While there were threats at sea, the sailors in the Pacific witnessed the effects of island battles.

“I think every one of us on the ship had more respect for the foot soldiers than for ourselves,” Jaycox said.

Jaycox was part of the crew operating the “whale boat” that would take officers ashore.

After the atomic bombings of Hiroshima and Nagasaki, the Mayrant went to Marcus Island so its officers could accept the surrender of Japanese forces there.

Ashore, Jaycox and another sailor wandered away from their boat to explore.

When they saw the officers returning, the sailors took a shortcut and ran down the beach to beat them back to the landing boat, Jaycox said.

He and his fellow sailor thought they were unseen.

The next day, the entire crew of the Mayrant was granted shore leave to take photos — except for Jaycox and his fellow sailor. They had been spotted scurrying back to the boat.

From the deck of the Mayrant, Jaycox said he could watch a crew of Japanese working on the beach he ran the day before.

The deck officer told him they were digging up landmines planted in the sand.

“I look back and I think, boy, I got two legs, I could have lost them,” Jaycox said. “That’s about as close as I ever got, right there. And there I had no business doing that.”

Living life

Jaycox mustered out of the Navy in June 1947. Later, he met Virginia, the woman who would become his wife; she died in 2007 at 80.

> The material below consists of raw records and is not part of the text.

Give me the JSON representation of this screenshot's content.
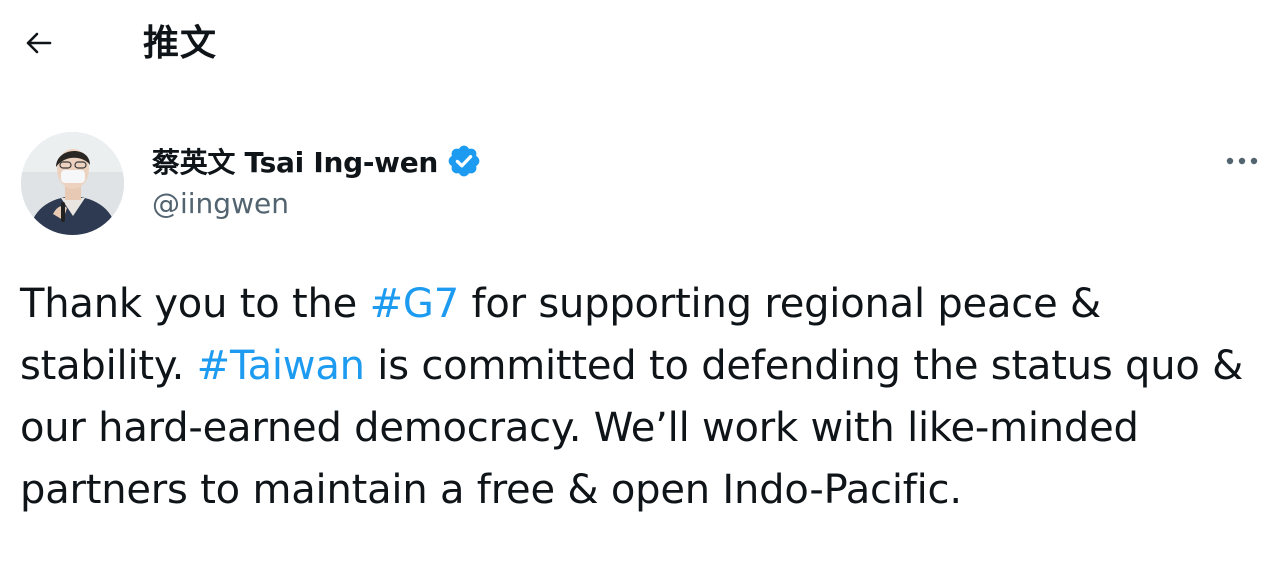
{
  "header": {
    "back_icon": "arrow-left-icon",
    "title": "推文"
  },
  "author": {
    "display_name": "蔡英文 Tsai Ing-wen",
    "handle": "@iingwen",
    "verified_icon": "verified-badge-icon",
    "avatar_icon": "avatar"
  },
  "more_icon": "more-horizontal-icon",
  "tweet": {
    "segments": [
      {
        "type": "text",
        "value": "Thank you to the "
      },
      {
        "type": "hashtag",
        "value": "#G7"
      },
      {
        "type": "text",
        "value": " for supporting regional peace & stability. "
      },
      {
        "type": "hashtag",
        "value": "#Taiwan"
      },
      {
        "type": "text",
        "value": " is committed to defending the status quo & our hard-earned democracy. We’ll work with like-minded partners to maintain a free & open Indo-Pacific."
      }
    ]
  },
  "colors": {
    "text": "#0f1419",
    "secondary": "#536471",
    "accent": "#1d9bf0"
  }
}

They had two children, Robert Jr., a Vietnam veteran who worked with his father in fishing; and Carol, who now is retired from CenturyLin­k.

“Navy Tin Can Man” is loaded with memories about boats, Lake Erie and Lorain.

Jaycox also penned a volume about his wife, titled “A Love Story Good Grief,” and has a mystery novel in draft form.

He keeps his Lorain home adorned with mementoes from life on Lake Erie and his days as the Lorain harbor master and owner of a charter fishing boat.

And, of course, Navy memorabili­a, including his bosun’s whistle.